Eras, na vida, a pomba predileta Que, sobre um mar de angústias, conduzia O ramo da esperança. — Eras a estrela Que, entre as névoa...

Por um instante só

Eras, na vida, a pomba predileta
Que, sobre um mar de angústias, conduzia
O ramo da esperança. — Eras a estrela
Que, entre as névoas do inverno, cintilava,
Apontando o caminho ao pegureiro.
Eras a messe de um dourado estio.
Eras o idílio de um amor sublime.

(Fagundes Varela)

Oh, Misericordioso, que o Livro Sagrado diz estar acima de todos e de todas as coisas, que tudo pode e consegue, eu aqui, humildemente, contrito e apequenado em minha dor, venho propor uma troca que a Ti não demandará custos ou quaisquer outros inconvenientes.

Tu, onipresente, onisciente e detentor de outros sortilégios, já deves ter lido meus pensamentos.
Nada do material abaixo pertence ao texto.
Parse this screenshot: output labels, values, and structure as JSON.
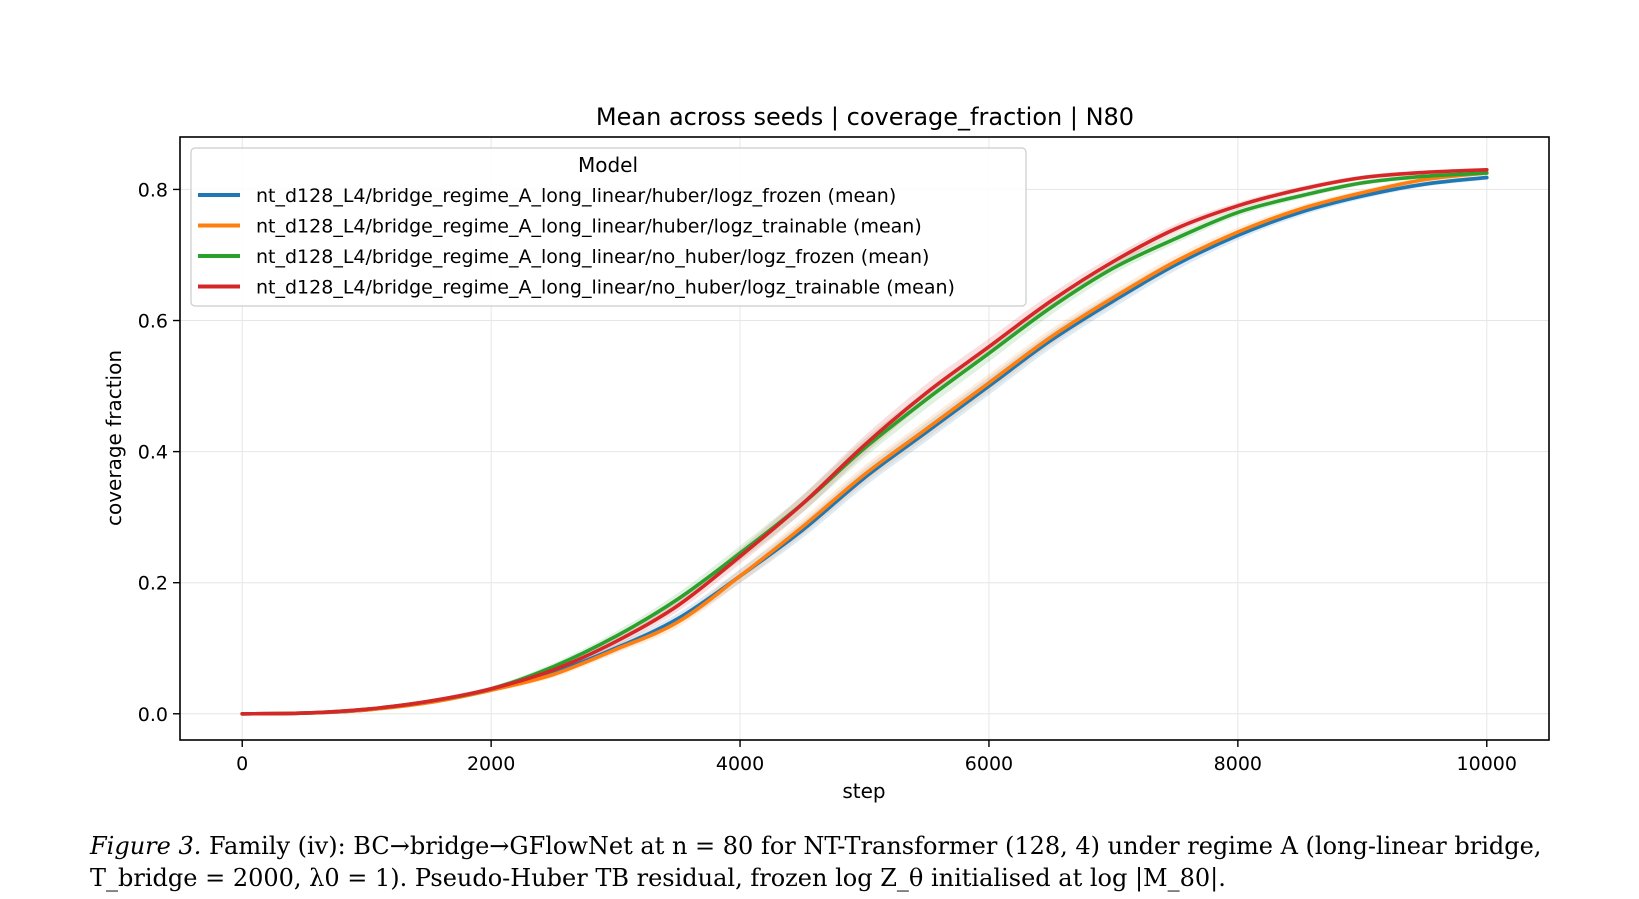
{
  "figure_label": "Figure 3.",
  "caption_text": "Family (iv): BC→bridge→GFlowNet at n = 80 for NT-Transformer (128, 4) under regime A (long-linear bridge, T_bridge = 2000, λ0 = 1). Pseudo-Huber TB residual, frozen log Z_θ initialised at log |M_80|.",
  "chart_data": {
    "type": "line",
    "title": "Mean across seeds | coverage_fraction | N80",
    "xlabel": "step",
    "ylabel": "coverage fraction",
    "xlim": [
      -500,
      10500
    ],
    "ylim": [
      -0.04,
      0.88
    ],
    "xticks": [
      0,
      2000,
      4000,
      6000,
      8000,
      10000
    ],
    "xtick_labels": [
      "0",
      "2000",
      "4000",
      "6000",
      "8000",
      "10000"
    ],
    "yticks": [
      0.0,
      0.2,
      0.4,
      0.6,
      0.8
    ],
    "ytick_labels": [
      "0.0",
      "0.2",
      "0.4",
      "0.6",
      "0.8"
    ],
    "grid": true,
    "legend_title": "Model",
    "legend_position": "upper-left",
    "series": [
      {
        "name": "nt_d128_L4/bridge_regime_A_long_linear/huber/logz_frozen (mean)",
        "color": "#1f77b4",
        "x": [
          0,
          500,
          1000,
          1500,
          2000,
          2500,
          3000,
          3500,
          4000,
          4500,
          5000,
          5500,
          6000,
          6500,
          7000,
          7500,
          8000,
          8500,
          9000,
          9500,
          10000
        ],
        "y": [
          0.0,
          0.001,
          0.006,
          0.018,
          0.037,
          0.063,
          0.1,
          0.145,
          0.21,
          0.28,
          0.36,
          0.43,
          0.5,
          0.57,
          0.63,
          0.685,
          0.73,
          0.765,
          0.79,
          0.808,
          0.818
        ]
      },
      {
        "name": "nt_d128_L4/bridge_regime_A_long_linear/huber/logz_trainable (mean)",
        "color": "#ff7f0e",
        "x": [
          0,
          500,
          1000,
          1500,
          2000,
          2500,
          3000,
          3500,
          4000,
          4500,
          5000,
          5500,
          6000,
          6500,
          7000,
          7500,
          8000,
          8500,
          9000,
          9500,
          10000
        ],
        "y": [
          0.0,
          0.001,
          0.006,
          0.017,
          0.036,
          0.06,
          0.098,
          0.14,
          0.21,
          0.285,
          0.365,
          0.435,
          0.505,
          0.575,
          0.635,
          0.69,
          0.735,
          0.77,
          0.795,
          0.815,
          0.825
        ]
      },
      {
        "name": "nt_d128_L4/bridge_regime_A_long_linear/no_huber/logz_frozen (mean)",
        "color": "#2ca02c",
        "x": [
          0,
          500,
          1000,
          1500,
          2000,
          2500,
          3000,
          3500,
          4000,
          4500,
          5000,
          5500,
          6000,
          6500,
          7000,
          7500,
          8000,
          8500,
          9000,
          9500,
          10000
        ],
        "y": [
          0.0,
          0.001,
          0.007,
          0.019,
          0.038,
          0.072,
          0.118,
          0.175,
          0.245,
          0.32,
          0.405,
          0.48,
          0.55,
          0.62,
          0.68,
          0.725,
          0.765,
          0.79,
          0.81,
          0.82,
          0.825
        ]
      },
      {
        "name": "nt_d128_L4/bridge_regime_A_long_linear/no_huber/logz_trainable (mean)",
        "color": "#d62728",
        "x": [
          0,
          500,
          1000,
          1500,
          2000,
          2500,
          3000,
          3500,
          4000,
          4500,
          5000,
          5500,
          6000,
          6500,
          7000,
          7500,
          8000,
          8500,
          9000,
          9500,
          10000
        ],
        "y": [
          0.0,
          0.001,
          0.007,
          0.019,
          0.038,
          0.067,
          0.11,
          0.165,
          0.24,
          0.32,
          0.41,
          0.49,
          0.56,
          0.63,
          0.69,
          0.74,
          0.775,
          0.8,
          0.818,
          0.826,
          0.83
        ]
      }
    ]
  }
}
Sabes o que de Ti quero e o que de mim desfaço nesta singular negociação.

GD'Art
Estes escritos, aparentemente sem significado, ficam, a quem interessar possa, a oportunidade de que conheçam meus propósitos, com minha respectiva anuência, uma vez que, da outra parte, Tuas intenções já bastariam, pois valem mais do que mil firmas reconhecidas e outros tantos carimbos de cartórios.
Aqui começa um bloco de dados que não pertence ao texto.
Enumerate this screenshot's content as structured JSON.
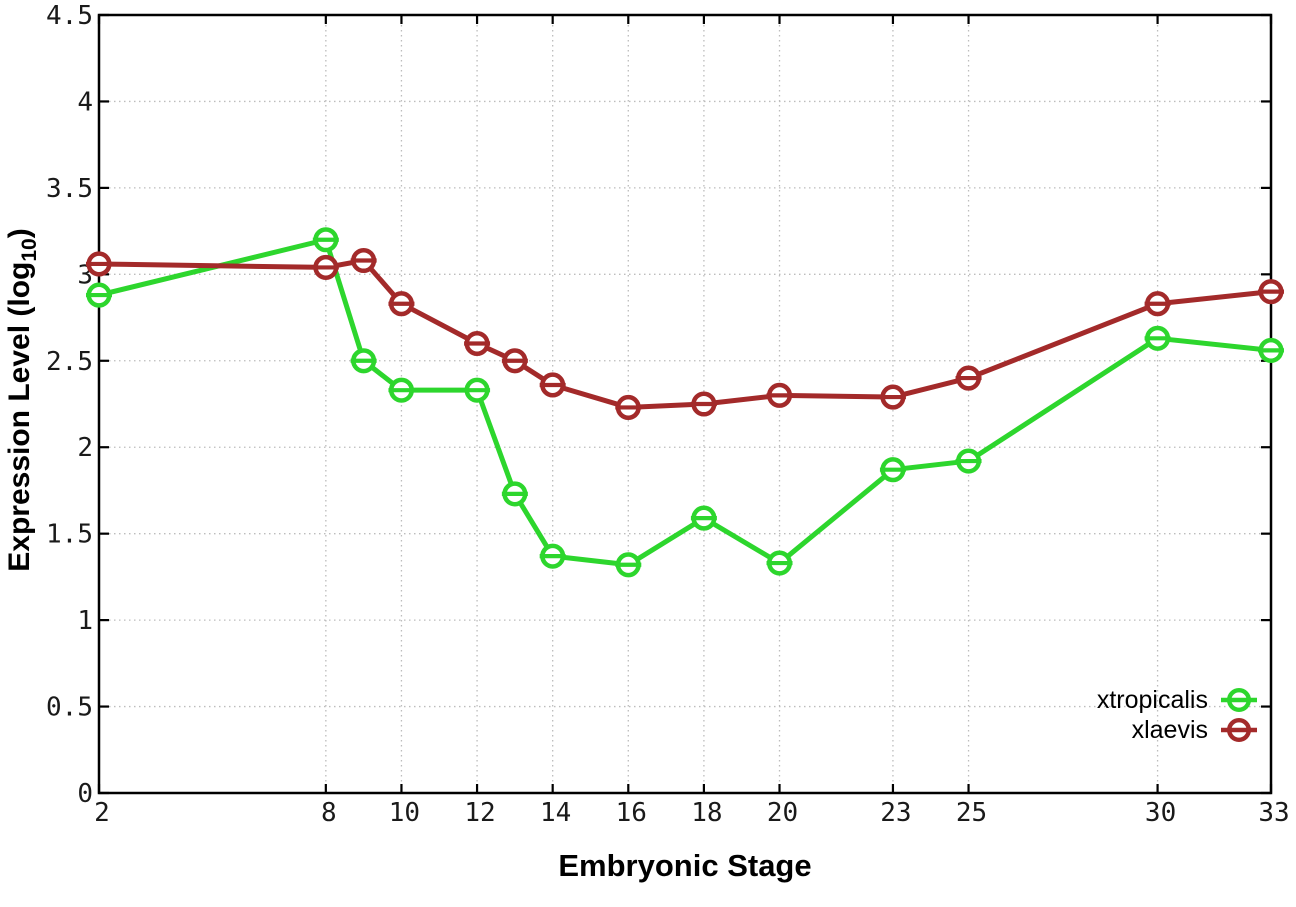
{
  "chart_data": {
    "type": "line",
    "title": "",
    "xlabel": "Embryonic Stage",
    "ylabel": "Expression Level (log10)",
    "ylabel_parts": {
      "pre": "Expression Level (log",
      "sub": "10",
      "post": ")"
    },
    "x": [
      2,
      8,
      9,
      10,
      12,
      13,
      14,
      16,
      18,
      20,
      23,
      25,
      30,
      33
    ],
    "series": [
      {
        "name": "xtropicalis",
        "color": "#2dd62d",
        "values": [
          2.88,
          3.2,
          2.5,
          2.33,
          2.33,
          1.73,
          1.37,
          1.32,
          1.59,
          1.33,
          1.87,
          1.92,
          2.63,
          2.56
        ]
      },
      {
        "name": "xlaevis",
        "color": "#a32a2a",
        "values": [
          3.06,
          3.04,
          3.08,
          2.83,
          2.6,
          2.5,
          2.36,
          2.23,
          2.25,
          2.3,
          2.29,
          2.4,
          2.83,
          2.9
        ]
      }
    ],
    "xticks": [
      2,
      8,
      10,
      12,
      14,
      16,
      18,
      20,
      23,
      25,
      30,
      33
    ],
    "yticks": [
      0,
      0.5,
      1,
      1.5,
      2,
      2.5,
      3,
      3.5,
      4,
      4.5
    ],
    "xlim": [
      2,
      33
    ],
    "ylim": [
      0,
      4.5
    ],
    "grid": true,
    "grid_style": "dotted",
    "gridline_color": "#bcbcbc",
    "axis_color": "#000000",
    "tick_label_color": "#1a1a1a",
    "legend_position": "bottom-right",
    "marker": "open-circle-with-horizontal-dash",
    "line_width": 5
  }
}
Assim, nem precisaríamos deste documento para celebrar o referido acordo. Ficam estes rabiscos, como já mencionei, como mera satisfação aos que se dignam a decifrar estas garatujas, para que se façam conhecedores de minhas dores e de minhas saudades.
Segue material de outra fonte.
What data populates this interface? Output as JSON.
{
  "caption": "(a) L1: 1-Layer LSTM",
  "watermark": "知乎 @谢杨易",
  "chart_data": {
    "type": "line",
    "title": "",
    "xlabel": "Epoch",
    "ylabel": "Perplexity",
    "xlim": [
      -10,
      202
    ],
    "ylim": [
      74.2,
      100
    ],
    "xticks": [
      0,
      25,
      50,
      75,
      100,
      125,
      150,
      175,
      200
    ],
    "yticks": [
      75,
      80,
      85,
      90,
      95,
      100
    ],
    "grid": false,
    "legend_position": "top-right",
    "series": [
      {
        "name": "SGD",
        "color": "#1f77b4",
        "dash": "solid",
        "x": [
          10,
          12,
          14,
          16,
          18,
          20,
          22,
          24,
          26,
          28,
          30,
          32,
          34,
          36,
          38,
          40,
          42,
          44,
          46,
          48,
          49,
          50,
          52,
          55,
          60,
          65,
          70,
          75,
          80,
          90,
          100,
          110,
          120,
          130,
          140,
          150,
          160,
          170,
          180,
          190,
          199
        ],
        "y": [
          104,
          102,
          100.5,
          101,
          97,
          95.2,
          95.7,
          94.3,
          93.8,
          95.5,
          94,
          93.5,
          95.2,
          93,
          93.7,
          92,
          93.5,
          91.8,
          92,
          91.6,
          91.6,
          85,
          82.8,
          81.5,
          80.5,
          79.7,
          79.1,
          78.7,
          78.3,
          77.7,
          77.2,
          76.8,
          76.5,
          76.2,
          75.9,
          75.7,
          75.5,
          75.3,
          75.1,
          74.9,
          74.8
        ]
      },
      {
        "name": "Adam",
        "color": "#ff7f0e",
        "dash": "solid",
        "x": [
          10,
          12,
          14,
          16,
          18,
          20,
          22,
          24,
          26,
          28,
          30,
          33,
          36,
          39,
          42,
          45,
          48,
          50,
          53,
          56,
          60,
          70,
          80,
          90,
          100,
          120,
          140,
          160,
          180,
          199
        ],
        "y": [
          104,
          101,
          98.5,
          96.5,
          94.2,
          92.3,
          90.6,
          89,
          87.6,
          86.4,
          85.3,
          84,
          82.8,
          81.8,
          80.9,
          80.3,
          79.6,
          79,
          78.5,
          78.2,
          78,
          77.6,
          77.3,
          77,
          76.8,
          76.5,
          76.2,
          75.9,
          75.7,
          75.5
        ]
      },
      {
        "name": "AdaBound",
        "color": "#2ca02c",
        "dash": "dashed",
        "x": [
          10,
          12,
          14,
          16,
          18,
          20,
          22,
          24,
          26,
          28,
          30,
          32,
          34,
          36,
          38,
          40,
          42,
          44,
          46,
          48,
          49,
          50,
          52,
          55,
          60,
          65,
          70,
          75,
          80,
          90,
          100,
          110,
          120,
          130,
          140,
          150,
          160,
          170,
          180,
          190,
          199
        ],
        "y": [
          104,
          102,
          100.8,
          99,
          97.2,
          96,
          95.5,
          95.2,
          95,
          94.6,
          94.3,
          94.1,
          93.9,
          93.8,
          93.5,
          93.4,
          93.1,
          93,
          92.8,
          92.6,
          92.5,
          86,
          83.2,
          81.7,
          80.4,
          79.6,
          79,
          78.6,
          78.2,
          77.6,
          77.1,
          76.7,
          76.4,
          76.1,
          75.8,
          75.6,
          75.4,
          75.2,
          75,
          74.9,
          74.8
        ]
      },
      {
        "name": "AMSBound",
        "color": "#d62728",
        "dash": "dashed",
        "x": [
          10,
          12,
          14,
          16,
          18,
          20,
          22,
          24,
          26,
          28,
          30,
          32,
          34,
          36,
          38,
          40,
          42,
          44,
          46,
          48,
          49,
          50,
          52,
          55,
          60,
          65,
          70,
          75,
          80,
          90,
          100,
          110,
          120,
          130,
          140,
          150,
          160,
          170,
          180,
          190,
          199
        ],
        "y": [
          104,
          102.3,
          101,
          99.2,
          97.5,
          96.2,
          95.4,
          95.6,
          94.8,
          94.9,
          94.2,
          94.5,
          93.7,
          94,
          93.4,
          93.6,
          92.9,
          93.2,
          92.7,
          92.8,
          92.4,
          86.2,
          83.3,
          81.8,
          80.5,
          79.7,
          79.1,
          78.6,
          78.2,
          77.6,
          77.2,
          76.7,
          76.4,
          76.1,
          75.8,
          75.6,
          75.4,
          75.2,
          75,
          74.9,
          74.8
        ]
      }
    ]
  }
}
Ah, Senhor. Tu naturalmente hás de lembrar que, numa manhã azul, exatamente quando devíamos celebrar a Tua chegada ao mundo — digo, o dia da Natividade —, não sei com que motivação, Tu resolveste levar para junto de Ti um menino meu. O Sol, desde então, viu a Terra dar 22 voltas em torno dele e... nunca mais minha vida foi a mesma desde que tiraste esse pedaço de mim.

Vamos, então, à troca que proponho. O que quero da Tua parte?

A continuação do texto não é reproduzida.